Someone should build an electric Ekranoplan.
What about wing inertial
Inertia *
🤔 Что за фильм?
OOOOOOOOOOOOOOOOOOOOOOOOOOOOOOOOOOOOOOOOOOOOOOoooooooooooooooooooooooooooooooooooooooooooooooooooooooo
my guy, its a fantasy film
DONT TALK ABOUT IT MAKE IT NOW WORKING PROPERLY
Do you think this cat does not know that the dung beetle flies from vibration alone?? And it's wings cannot physically produce lift for flight ?? We can fly on high vibrational frequency alone lol
This is why I can't stand science fiction sometimes; they get it completely wrong. At least Avatar got it right with Aerospatiale SA-2 Samson, a rotor-wing aircraft that fills out a general utility niche.
The static airfoil inside the duct will never generate net lift. OP inability to even mention this discredits the whole video.
Stupid idea if we can do a rotational device.

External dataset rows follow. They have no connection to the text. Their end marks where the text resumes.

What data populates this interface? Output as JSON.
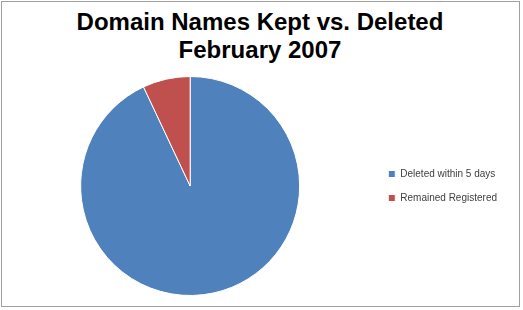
{
  "chart_data": {
    "type": "pie",
    "title": "Domain Names Kept vs. Deleted February 2007",
    "categories": [
      "Deleted within 5 days",
      "Remained Registered"
    ],
    "values": [
      93,
      7
    ],
    "colors": [
      "#4f81bd",
      "#c0504d"
    ],
    "legend": "right"
  }
}
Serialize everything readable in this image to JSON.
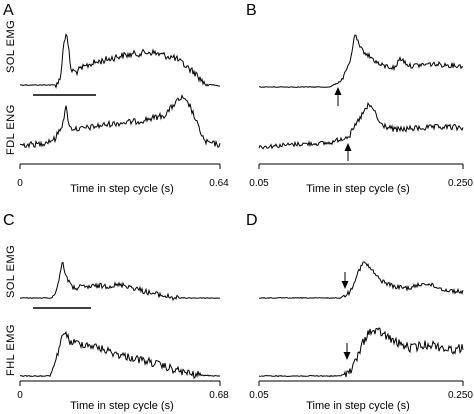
{
  "figure": {
    "panels": [
      {
        "letter": "A",
        "traces": [
          {
            "label": "SOL  EMG",
            "kind": "A_top"
          },
          {
            "label": "FDL  ENG",
            "kind": "A_bot"
          }
        ],
        "axis": {
          "title": "Time in step cycle (s)",
          "start_label": "0",
          "end_label": "0.64"
        }
      },
      {
        "letter": "B",
        "traces": [
          {
            "kind": "B_top"
          },
          {
            "kind": "B_bot"
          }
        ],
        "axis": {
          "title": "Time in step cycle (s)",
          "start_label": "0.05",
          "end_label": "0.250"
        }
      },
      {
        "letter": "C",
        "traces": [
          {
            "label": "SOL  EMG",
            "kind": "C_top"
          },
          {
            "label": "FHL  EMG",
            "kind": "C_bot"
          }
        ],
        "axis": {
          "title": "Time in step cycle (s)",
          "start_label": "0",
          "end_label": "0.68"
        }
      },
      {
        "letter": "D",
        "traces": [
          {
            "kind": "D_top"
          },
          {
            "kind": "D_bot"
          }
        ],
        "axis": {
          "title": "Time in step cycle (s)",
          "start_label": "0.05",
          "end_label": "0.250"
        }
      }
    ]
  }
}
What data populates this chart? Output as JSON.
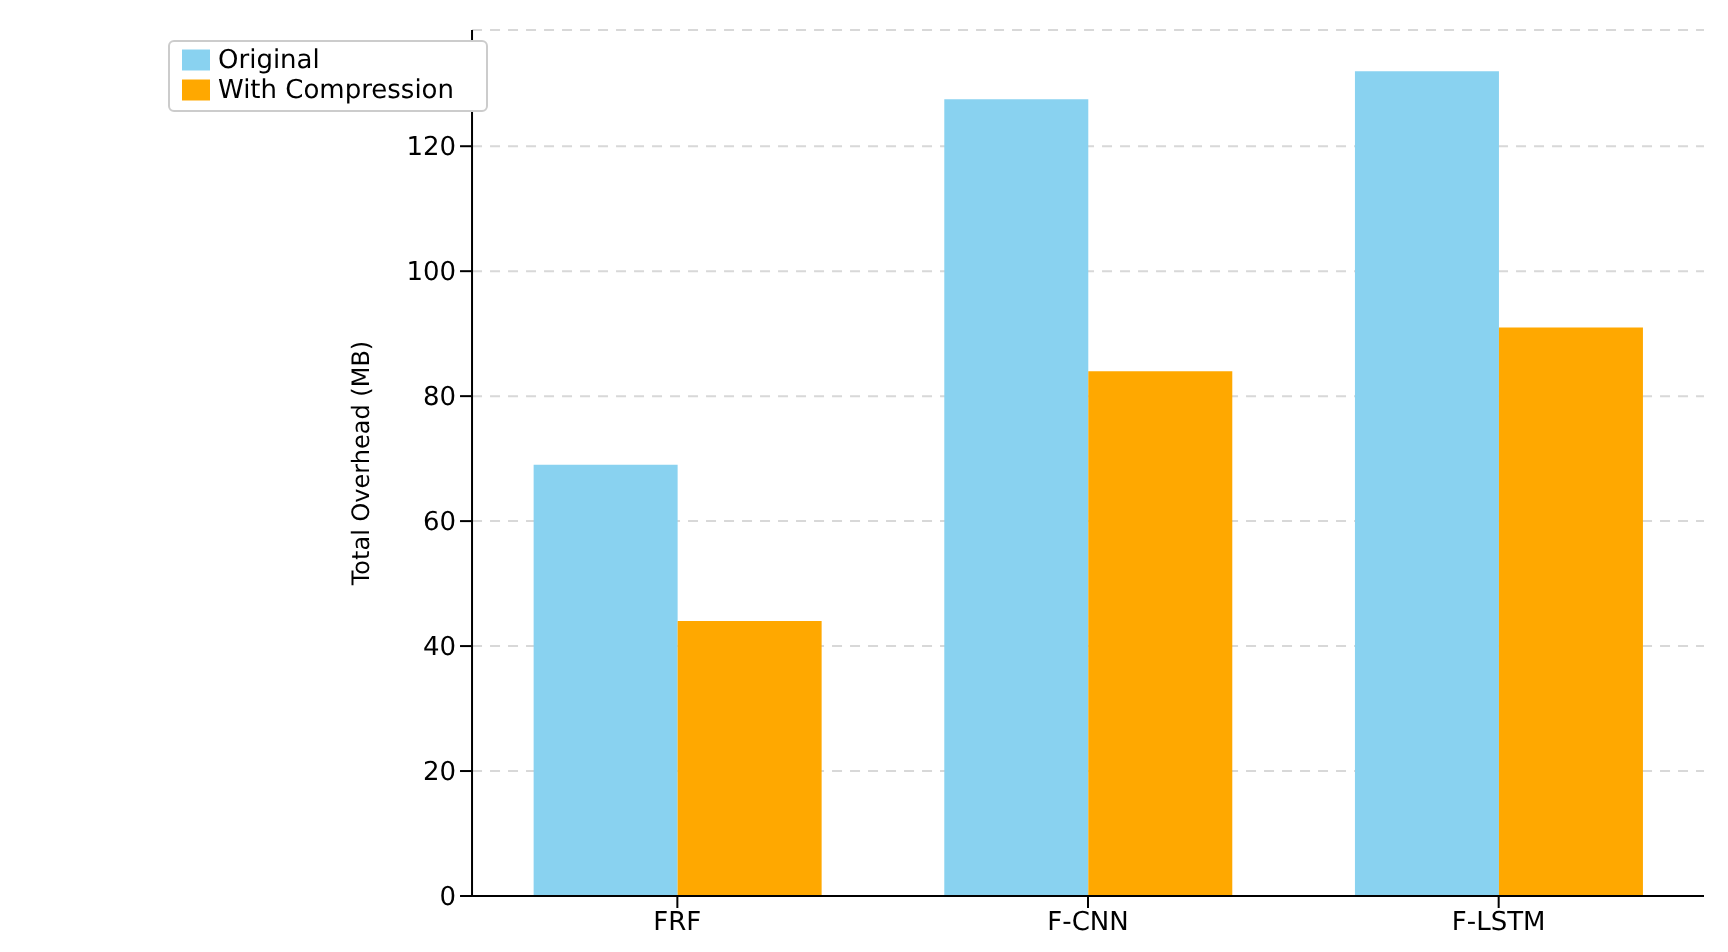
{
  "chart_data": {
    "type": "bar",
    "ylabel": "Total Overhead (MB)",
    "categories": [
      "FRF",
      "F-CNN",
      "F-LSTM"
    ],
    "series": [
      {
        "name": "Original",
        "color": "#89d2f0",
        "values": [
          69,
          127.5,
          132
        ]
      },
      {
        "name": "With Compression",
        "color": "#ffa800",
        "values": [
          44,
          84,
          91
        ]
      }
    ],
    "ylim": [
      0,
      138.6
    ],
    "yticks": [
      0,
      20,
      40,
      60,
      80,
      100,
      120
    ],
    "grid": "y",
    "legend": "top left"
  }
}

You make an obsolete assumption upon insisting that the wing oscillation MUST be Conveyed to the Airframe. That'd be TRUE, TODAY, but, in "Dune", I think liquid-vicious Joints that trigger into 'gels' on a micro-second timescale, by chemical/voltage controls, will solve that issue, as it ISN'T ALWAYS the Direct Mechanical interface, but ALSO the LUBRICANT around such a 'joint'. Really, do you have no imagination?